The search that followed led investigators to a cave on the outskirts of town. Inside the cave a number of homemade contraptions were discovered. Connected by a variety of mirrors and fitted with a wide array of lenses, they were found to form a large projection device. Even though at first sight it appeared to be either unfinished or broken, it was eventually determined to be in working order. When it was turned on it projected a series of images over every surface of the cave. Initially the source of the images could not be established, yet upon further examination it was found that the images were engraved directly on the lenses of the machine.

Along with the machine a sheet of paper covered in handwritten text was also found. It was titled “Cloud Shadow”. Beyond the uncertain clues provided by the images and the text, no verifiable explanation for the disappearance of the town’s residents has ever been given. For the sake of preservation the engraved images were transferred onto 35mm slide film. Copies of the text and images were made and archived together. We have been lucky enough to obtain one of these sets. For the benefit of those interested in examining this strange occurrence, we’ve put them together as a narrated slideshow.


Neither God nor Santa María
Samuel M. Delgado & Helena Girón, 2015, 16mm, color, sound, 11:45
Since airplanes did not exist, people moved around using prayers, they went from one land to another and returned early, before dawn. In old audio recordings, the voices of pastors speak of the mythical existence of witches and their travels. In the daily life of a woman the magic of her tales begin to materialize as night falls. Night is the time when travel is possible.


There is a Happy Land Further Awaay
Ben Rivers, 2015, S16mm, color & b/w, sound, 20:10

There Is A Happy Land Further Awaay (2015), captures the landscapes of the remote volcanic Republic of Vanuatu archipelago, before they were devastated by Cyclone Pam in early 2015, the footage becoming a ghostly document of an ecosystem now irrevocably altered. 

A hesitant female voice reads a poem by Henri Michaux, recounting a life lived in a distant land, full of faltering and mistakes. Island imagery of active volcanoes, underwater WW2 debris, children playing, and wrecked boats transform into intangible digital recollections of the island, made on the opposite side of the world. Images of the eroded land merge with eroding film, a lone figure on a boat drifts at sea.
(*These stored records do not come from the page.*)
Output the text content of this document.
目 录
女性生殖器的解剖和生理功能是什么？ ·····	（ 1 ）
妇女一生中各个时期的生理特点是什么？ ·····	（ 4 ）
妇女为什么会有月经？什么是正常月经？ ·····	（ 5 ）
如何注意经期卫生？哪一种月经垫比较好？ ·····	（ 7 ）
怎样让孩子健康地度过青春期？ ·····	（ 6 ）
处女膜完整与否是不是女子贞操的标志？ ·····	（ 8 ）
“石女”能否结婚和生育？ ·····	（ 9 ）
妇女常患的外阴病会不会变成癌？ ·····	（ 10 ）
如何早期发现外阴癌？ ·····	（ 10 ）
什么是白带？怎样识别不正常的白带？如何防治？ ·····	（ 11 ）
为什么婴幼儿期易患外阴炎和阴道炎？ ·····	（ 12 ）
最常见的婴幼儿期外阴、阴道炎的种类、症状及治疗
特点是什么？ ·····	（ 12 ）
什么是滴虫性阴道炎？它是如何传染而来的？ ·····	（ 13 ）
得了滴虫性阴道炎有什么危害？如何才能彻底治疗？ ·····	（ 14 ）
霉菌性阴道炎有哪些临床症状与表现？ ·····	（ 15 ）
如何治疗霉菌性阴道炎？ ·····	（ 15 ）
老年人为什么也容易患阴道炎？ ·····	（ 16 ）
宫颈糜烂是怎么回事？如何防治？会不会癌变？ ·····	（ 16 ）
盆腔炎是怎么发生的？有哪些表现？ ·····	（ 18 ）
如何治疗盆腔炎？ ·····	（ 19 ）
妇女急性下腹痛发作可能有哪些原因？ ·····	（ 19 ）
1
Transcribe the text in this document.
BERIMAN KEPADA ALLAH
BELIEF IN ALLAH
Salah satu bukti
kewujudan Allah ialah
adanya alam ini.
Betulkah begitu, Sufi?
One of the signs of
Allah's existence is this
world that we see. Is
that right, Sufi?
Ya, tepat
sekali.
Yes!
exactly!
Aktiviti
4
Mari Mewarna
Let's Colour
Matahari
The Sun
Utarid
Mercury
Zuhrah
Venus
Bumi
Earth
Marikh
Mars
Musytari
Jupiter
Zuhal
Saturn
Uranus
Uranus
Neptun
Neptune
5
Baba Dana Talks to the Wolves
Ralitsa Doncheva, 2015, 16mm, color, sound, 10:38
https://vimeo.com/150172995

Baba Dana Talks To The Wolves is an intimate, impressionistic portrait of Baba Dana, an 85 year-old Bulgarian woman who has chosen to spend her life in the mountains, away from people and cities. She lives in one of the oldest monasteries in Bulgaria, Zelenikovsky Monastery. Once known as a favorite place of repose for Bulgaria’s last Tzar, the place is now known as Baba Dana’s home. There are no wolves in this film. There are no wolves left in Bulgaria.


Journey to the Sea
Josh Gibson, 2015, 35mm, color, sound, 14:23
https://vimeo.com/135366693

In Journey to the Sea, an elderly woman floats down a river of elusive memories and fragmented artifacts from cinema‘s history, straining to recall the places that she has been. Passing through childhood creeks and riverside views of great cities, she also struggles to remember the impulse of travel itself. Her fading and fluid memories of touristic desire merge into an unreliable account of a great river teeming with duck-billed platypuses, disappearing Native Americans, fellow tourists and intimate hair washes.